Kasih Tuhan membuat semua sukacita kita menjadi mungkin dan kita dapat bersukacita karena kita tahu bahwa melalui Kristus, kita telah diyakinkan keselamatan dan hidup yang kekal, dan telah dibebaskan dari belenggu dan kuasa dosa. Melalui baptisan kita, kita telah dijadikan putra dan putri Allah sendiri.
  
Saudara-saudari dalam Kristus, jika kita telah murtad dan gagal mempersiapkan diri untuk memahami hakikat dan makna Natal yang sebenarnya, dan jika kita belum mempersiapkan diri untuk merayakan Natal dengan layak, maka masih belum terlambat bagi kita untuk melakukannya. Bacaan Kitab Suci malam ini menjadi pengingat penting bagi kita semua bahwa kita harus menjadikan perayaan dan sukacita Natal kita benar-benar bermakna. Marilah kita semua tidak menyia-nyiakan kesempatan ini dan sebaliknya melakukan apapun yang kita bisa untuk membawa terang Kristus ke dunia ini, dan menjadi saksi kasih-Nya yang hadir di tengah-tengah kita.
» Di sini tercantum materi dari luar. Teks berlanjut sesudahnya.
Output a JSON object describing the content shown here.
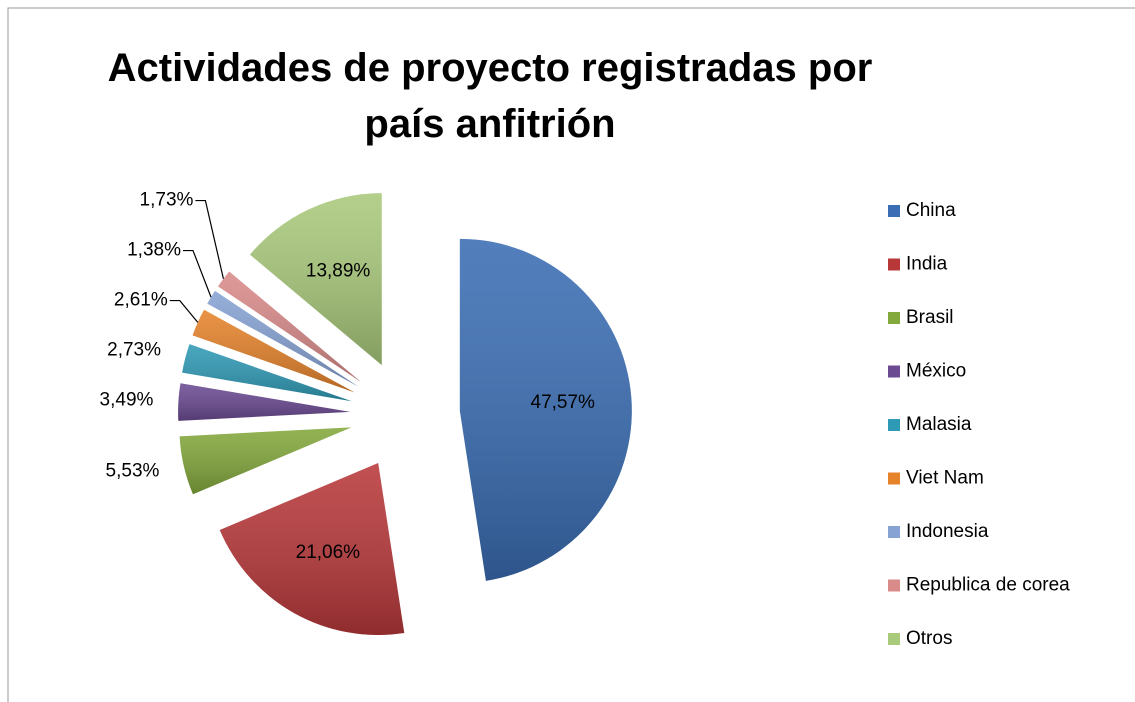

Marilah kita berbagi suka cita yang kita miliki dan semua berkat dan keajaiban yang kita terima dari Tuhan, terutama kepada saudara-saudara kita yang tidak dapat merayakan Natal, serta kepada mereka yang menghadapi kesulitan dan kesedihan dalam hidup. Marilah kita memberikan terang dan harapan Natal yang sejati kepada mereka, dan berbagi dengan mereka keajaiban kasih Tuhan. Semoga Tuhan memberkati kita selalu dan semoga Putra-Nya, Yesus Kristus, Tuhan dan Juruselamat kita, lahir dan merayakan hari Natal ini, membimbing kita menuju kemuliaan hidup dan kasih karunia yang kekal. SELAMAT NATAL. Amin.